Na een lauwe douche, het gasverbruik ligt in Estland onder een nog groter vergrootglas dan in Nederland, lopen we voor het eerst een rondje door de stad. Veel restaurants en winkeltjes die zich veelal richtten op toeristen, blijken de coronacrisis niet overleefd te hebben. Bijkomstig gevolg is dat daardoor weer minder toeristen richting de hoofdstad van Estland trekken. De toeristensector vindt dit vanzelfsprekend erg, maar een rustigere stad maakt de stad wel een stuk leuker. Even leek het weer op 2006.
Helaas blijken ook goedkope “2e-etage”-restaurants het niet gehaald te hebben. Deze restaurants bevinden zich boven andere restaurants en hebben geen mogelijkheid om een terras te plaatsen. Ook is er geen ruimte voor een grote gevelreclame op straatniveau. Zij moeten het hebben van internet of een promotieteam dat bij het trappenhuis mensen naar binnen probeert te loodsen. Eén van die restaurants, waar we in 2018 veelvuldig kwamen, is er niet meer.

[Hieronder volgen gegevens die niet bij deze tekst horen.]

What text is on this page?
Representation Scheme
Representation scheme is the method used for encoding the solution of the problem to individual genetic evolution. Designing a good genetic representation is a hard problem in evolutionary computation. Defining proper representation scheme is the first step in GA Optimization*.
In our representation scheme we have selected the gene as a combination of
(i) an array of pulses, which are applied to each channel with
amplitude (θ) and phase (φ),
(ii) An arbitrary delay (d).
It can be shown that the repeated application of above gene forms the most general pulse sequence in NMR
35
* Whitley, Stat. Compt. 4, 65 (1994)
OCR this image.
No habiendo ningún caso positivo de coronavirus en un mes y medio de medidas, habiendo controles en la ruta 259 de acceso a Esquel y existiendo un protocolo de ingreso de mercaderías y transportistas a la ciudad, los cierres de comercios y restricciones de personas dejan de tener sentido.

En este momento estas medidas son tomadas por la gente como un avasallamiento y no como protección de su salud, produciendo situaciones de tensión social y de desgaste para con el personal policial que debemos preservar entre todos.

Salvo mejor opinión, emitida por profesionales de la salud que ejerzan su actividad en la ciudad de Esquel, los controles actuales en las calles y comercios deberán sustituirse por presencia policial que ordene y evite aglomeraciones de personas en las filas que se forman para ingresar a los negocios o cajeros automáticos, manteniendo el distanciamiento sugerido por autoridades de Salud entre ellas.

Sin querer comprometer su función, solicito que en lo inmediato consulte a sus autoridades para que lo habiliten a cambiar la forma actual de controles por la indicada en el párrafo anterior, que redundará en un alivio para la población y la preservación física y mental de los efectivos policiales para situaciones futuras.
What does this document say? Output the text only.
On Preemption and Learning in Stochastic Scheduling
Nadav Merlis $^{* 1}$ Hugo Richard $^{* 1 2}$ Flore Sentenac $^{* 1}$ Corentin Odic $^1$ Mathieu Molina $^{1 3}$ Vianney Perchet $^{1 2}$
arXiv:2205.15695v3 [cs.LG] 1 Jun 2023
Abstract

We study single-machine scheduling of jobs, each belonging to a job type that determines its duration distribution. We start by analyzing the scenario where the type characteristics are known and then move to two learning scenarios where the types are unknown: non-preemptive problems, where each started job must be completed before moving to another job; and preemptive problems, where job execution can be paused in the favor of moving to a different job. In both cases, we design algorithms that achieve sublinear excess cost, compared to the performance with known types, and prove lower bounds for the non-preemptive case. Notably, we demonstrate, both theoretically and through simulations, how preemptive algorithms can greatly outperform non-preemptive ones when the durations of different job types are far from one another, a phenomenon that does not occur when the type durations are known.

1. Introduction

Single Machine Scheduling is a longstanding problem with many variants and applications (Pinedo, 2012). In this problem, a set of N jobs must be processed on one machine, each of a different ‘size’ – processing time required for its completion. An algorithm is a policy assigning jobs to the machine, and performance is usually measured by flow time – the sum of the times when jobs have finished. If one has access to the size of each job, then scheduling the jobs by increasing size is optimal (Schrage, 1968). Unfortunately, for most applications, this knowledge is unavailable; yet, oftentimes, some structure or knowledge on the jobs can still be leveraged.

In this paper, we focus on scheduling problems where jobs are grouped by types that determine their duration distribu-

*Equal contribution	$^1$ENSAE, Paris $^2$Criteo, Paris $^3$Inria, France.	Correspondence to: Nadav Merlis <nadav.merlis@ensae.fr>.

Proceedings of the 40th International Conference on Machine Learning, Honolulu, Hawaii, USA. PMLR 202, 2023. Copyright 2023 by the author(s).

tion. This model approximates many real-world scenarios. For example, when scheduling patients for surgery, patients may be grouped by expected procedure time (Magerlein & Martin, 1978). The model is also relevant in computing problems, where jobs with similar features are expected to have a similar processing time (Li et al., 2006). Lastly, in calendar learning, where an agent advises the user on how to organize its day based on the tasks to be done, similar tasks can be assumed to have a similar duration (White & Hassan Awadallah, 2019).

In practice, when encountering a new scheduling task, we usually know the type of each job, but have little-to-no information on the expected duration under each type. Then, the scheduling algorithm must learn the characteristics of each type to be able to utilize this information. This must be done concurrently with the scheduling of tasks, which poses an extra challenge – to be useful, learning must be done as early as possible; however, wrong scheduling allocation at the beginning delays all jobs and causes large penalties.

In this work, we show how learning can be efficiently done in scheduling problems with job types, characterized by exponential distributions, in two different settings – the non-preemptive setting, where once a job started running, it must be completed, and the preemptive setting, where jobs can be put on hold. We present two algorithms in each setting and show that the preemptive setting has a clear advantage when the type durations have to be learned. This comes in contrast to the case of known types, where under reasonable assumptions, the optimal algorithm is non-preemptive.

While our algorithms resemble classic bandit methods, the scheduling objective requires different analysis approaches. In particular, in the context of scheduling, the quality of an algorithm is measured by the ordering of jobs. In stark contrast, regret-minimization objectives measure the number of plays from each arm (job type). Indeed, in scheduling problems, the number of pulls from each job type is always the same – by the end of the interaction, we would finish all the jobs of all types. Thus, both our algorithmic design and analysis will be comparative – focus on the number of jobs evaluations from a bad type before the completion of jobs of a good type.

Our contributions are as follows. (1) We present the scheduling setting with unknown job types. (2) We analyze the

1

Wat spijtig genoeg de coronacrisis wel heeft overleefd is de louche souvenirverkoper die zich heeft gevestigd in een steeg en zelf de houten plankjes op de magneetjes lijmt om vervolgens een kleurenprintje op het houtje te lijmen. Daarna vraagt hij er met gemak €5 voor. Ook staat hij erom bekend souvenirs met flinke winsten door te verkopen en flink veel poetinprullaria in zijn assortiment te hebben. Het was een bijzonder weerzien, al heb ik geen stap in de steeg gezet. Journalistiek gezien zal ik trouwens wel moeten, want ik ben enorm benieuwd of hij het nu nog aandurft poetinpropaganda te verkopen.